Until now, we couldn't truly appreciate the advertising potency of television because we had nothing to compare it to. Now we do.
Although the web's cultural impact may be equal to that of television (I'll leave that to the sociologists to argue over) its marketing impact isn't even close.
Certainly there have been a few huge web entities that have transformed categories of marketing. Google has essentially replaced the yellow pages. iTunes has redefined the music industry. Amazon has had an enormous effect on the publishing industry and certain other retail activities.
Yet despite all the hype, most levelheaded marketers are struggling mightily to convince themselves that the web is a worthwhile advertising medium.
After 15 years as a mainstream consumer medium, television had been instrumental in creating hundreds of consumer-facing brands in dozens of categories.
But after 15 years of web advertising, I can't come up with a single major consumer-facing non-web-native brand that online advertising has been responsible for building. Not one major brand of beer, or shampoo, or cereal, or soda, or tires, or...
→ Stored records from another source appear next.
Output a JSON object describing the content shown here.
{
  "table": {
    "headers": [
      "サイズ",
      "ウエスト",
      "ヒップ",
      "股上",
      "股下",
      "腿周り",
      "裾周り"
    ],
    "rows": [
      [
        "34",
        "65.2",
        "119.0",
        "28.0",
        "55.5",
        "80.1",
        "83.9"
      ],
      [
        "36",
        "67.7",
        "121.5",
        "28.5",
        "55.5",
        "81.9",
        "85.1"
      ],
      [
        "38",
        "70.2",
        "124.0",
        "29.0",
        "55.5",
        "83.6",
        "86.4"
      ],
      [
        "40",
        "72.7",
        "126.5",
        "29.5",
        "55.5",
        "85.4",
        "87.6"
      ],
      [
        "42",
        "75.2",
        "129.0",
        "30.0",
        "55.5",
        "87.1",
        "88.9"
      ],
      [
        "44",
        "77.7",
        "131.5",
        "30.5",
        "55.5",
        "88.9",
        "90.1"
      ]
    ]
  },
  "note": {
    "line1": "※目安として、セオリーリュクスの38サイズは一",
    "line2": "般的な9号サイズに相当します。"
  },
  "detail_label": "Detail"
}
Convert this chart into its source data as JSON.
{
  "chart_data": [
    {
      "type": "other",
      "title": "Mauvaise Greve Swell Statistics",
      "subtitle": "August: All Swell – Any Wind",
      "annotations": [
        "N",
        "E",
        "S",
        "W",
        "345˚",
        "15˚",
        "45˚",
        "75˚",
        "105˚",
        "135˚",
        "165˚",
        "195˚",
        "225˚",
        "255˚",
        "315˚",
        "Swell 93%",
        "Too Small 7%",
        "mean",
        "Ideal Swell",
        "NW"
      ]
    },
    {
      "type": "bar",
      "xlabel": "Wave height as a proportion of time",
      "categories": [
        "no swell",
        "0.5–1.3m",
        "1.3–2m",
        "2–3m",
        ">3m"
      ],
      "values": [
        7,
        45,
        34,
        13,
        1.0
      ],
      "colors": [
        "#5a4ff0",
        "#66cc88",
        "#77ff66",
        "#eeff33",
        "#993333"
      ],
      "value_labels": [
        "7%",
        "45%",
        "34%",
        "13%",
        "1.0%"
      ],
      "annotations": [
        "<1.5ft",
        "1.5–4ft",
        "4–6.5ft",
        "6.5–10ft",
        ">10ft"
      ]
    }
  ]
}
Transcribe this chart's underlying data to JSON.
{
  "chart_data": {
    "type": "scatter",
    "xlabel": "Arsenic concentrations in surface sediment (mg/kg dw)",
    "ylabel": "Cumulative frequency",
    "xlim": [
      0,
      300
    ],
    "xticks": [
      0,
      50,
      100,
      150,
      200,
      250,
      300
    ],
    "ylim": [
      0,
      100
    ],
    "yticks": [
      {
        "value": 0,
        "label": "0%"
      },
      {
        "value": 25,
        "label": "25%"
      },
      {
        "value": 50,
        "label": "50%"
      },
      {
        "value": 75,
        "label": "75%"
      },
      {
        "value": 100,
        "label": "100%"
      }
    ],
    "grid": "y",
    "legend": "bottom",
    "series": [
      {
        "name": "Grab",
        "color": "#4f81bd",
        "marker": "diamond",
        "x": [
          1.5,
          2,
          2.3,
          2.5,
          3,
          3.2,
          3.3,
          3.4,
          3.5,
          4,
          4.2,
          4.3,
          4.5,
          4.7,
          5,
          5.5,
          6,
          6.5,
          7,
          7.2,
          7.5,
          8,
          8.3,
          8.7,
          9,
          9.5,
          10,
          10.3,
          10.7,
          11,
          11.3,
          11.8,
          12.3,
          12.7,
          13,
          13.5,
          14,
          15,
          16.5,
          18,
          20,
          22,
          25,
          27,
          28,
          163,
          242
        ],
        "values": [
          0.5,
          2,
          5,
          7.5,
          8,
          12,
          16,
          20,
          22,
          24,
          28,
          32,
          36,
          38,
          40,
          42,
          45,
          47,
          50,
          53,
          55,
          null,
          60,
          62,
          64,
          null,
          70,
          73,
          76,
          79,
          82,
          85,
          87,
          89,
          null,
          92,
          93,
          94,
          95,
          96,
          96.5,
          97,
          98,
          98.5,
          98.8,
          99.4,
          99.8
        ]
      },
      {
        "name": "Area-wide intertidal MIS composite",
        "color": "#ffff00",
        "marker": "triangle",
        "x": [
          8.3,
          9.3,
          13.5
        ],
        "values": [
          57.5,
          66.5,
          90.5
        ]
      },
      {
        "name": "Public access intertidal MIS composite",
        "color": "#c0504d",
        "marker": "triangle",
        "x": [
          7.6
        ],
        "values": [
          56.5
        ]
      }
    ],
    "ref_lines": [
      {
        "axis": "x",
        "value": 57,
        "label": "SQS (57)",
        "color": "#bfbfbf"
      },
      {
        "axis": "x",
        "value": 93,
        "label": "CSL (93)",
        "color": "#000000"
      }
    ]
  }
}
We're not even sure what web advertising is. Is it display ads? Or YouTube videos? Or Google listings? Or emails? Or Tweets? Or "content?" Is it whatever next week's emperor's-new-podcast turns out to be? Or is it just lemmings throwing a lot of different stuff at the medium and hoping something sticks? Because if it is, the only thing sticking right now is Google.
Our online creatives still can't figure out how to motivate a click. Our online media gurus spend half their time torturing the numbers to make them appear palatable.
Fifteen years after advertisers first jumped onto the web, the medium still hasn't convinced me of its purported magic. And if the Facebook face plant is any indication, I am not alone.
Meanwhile, television has proven to be amazingly resilient. Despite the web's popularity, TV viewership is higher than ever. Ad skipping has not been the disaster all the marketing geniuses said it would be. 98% of all video is still viewed on a television.
It is time for the advertising and marketing industries to call a time out, take a deep breath, turn off the online hype machine, and take a look around.
We knew TV was a powerful advertising medium, but it's taken the web to teach us just how powerful it really is.